Fragile Or Robust? iPhone Allegedly Survives Fall From 16,000 Feet But Yours Will Break After Falling In The Toilet Or Off A Table
One of the most staggering things to come out of the mid-flight incident in which the door of an Alaskan Airlines flight ripped off moments after take-off is that one passenger's iPhone was allegedly found under a bush in working condition after plummeting 16,000 feet.
This is wild because other iPhones have been unable to survive getting knocked off the table.
According to CBS News, a man named Sean Bates stumbled across a phone sitting under a bush in Washington. He said that the phone was in airplane mode and was displaying a baggage receipt for Alaska Airlines Flight 1282. That's the same flight that had that whole issue with the door flying off.
Bates also said that when he called the NTSB to report the phone, an NTSB representative named Zoe told him that this was the second phone from the flight that had been called in.
Now, this would be a weird thing to make up, but people make up all kinds of weird things in a bid to go viral.
Notoriously Fragile iPhones Couldn't Survive That... Could It?
What surprised me is that I never considered iPhones to be particularly robust. I've had several but I haven't broken one. However, I did have an iPod Touch take a fatal dip in the toilet on January 2, 2012. The only reason I can remember that is because it happened on the same day the Flyers lost to the Rangers in the Winter Classic.
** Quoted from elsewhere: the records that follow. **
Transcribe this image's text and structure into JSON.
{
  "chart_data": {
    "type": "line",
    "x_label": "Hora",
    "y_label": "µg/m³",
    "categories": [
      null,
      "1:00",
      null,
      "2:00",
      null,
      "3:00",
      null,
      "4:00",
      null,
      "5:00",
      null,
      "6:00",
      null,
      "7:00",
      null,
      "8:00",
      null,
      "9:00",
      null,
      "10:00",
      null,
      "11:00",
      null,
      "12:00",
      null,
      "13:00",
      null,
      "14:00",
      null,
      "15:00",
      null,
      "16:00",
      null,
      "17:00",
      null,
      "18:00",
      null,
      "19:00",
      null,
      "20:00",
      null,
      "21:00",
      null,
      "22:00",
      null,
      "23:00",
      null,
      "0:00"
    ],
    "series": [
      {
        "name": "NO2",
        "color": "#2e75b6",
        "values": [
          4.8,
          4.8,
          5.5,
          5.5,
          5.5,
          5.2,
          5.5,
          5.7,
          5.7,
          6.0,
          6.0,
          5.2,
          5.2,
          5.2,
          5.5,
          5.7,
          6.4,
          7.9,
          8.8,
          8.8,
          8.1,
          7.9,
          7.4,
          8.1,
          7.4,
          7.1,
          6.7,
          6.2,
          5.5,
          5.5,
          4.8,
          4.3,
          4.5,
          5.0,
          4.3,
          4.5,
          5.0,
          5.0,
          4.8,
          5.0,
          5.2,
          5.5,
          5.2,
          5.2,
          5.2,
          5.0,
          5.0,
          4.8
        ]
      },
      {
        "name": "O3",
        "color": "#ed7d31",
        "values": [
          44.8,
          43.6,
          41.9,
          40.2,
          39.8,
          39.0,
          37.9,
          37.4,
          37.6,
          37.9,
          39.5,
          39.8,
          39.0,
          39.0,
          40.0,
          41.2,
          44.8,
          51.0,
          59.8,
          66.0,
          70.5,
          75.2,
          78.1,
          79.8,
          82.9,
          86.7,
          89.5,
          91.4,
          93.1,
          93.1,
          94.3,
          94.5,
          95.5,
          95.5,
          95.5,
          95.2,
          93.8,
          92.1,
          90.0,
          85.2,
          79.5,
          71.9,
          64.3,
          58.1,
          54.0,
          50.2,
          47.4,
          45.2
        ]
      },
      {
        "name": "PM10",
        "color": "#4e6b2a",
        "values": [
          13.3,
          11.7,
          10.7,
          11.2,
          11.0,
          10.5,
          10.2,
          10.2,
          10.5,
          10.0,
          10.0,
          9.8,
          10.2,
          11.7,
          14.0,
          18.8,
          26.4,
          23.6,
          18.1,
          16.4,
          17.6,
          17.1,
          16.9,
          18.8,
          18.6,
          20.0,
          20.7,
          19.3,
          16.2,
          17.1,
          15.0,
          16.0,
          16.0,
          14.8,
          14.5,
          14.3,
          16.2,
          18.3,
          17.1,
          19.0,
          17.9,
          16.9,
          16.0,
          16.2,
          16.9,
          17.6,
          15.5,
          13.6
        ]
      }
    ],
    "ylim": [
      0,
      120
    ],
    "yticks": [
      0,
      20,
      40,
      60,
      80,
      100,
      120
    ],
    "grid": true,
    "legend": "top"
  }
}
That day sucked.
The reason I've got an otherwise perfect record of unbroken iPhones is that I treat them with immense care. I act like I'm carrying a Faberge egg in my pocket.
I've known people who have had to spend hours at the T-Mobile store because their phone fell off a counter. I've known some bumped into something with it in their pocket and it ended catastrophically. My own brother broke a phone by forgetting it was in his pocket and wading into the ocean.
This is to say that when I think of the iPhone, the word "rugged" doesn't pop into my head.
That was why I got suspicious when I heard about this phone that plummeted several miles and came out unscathed.
But it turns out it might be a little more believable than I thought,
That Phone May Not Have Been Going As Fast As You Think
However, according to Duncan Watts, from the Institute of Theoretical Astrophysics at the University of Oslo, that 16,000-foot free-fall may not have had the phone in question moving as fast as you might think.
Watts told The Washington Post that an iPhone's terminal velocity — its maximum speed before it stops accelerating while freefalling — is only about 30 miles per hour under normal conditions.
“The larger the iPhone, the lower the terminal velocity,” Watts explained. “The maximum is around 100 mph, but that would only happen if the phone’s screen was perpendicular to the ground.”
Of course, you'd have to assume that a phone that was sucked out of a fuselage at 16,000 wasn't dropping straight down, perpendicular to the ground.
Hitting the ground at 30mph is still a hefty wack for something made mostly of glass. However, if it's got a decent case and hits the ground right, it seems like it could survive.
Now, who knows if Bates is telling the truth or pulling a stunt. All we know is that a phone making it through a fall like that might be more plausible than we think.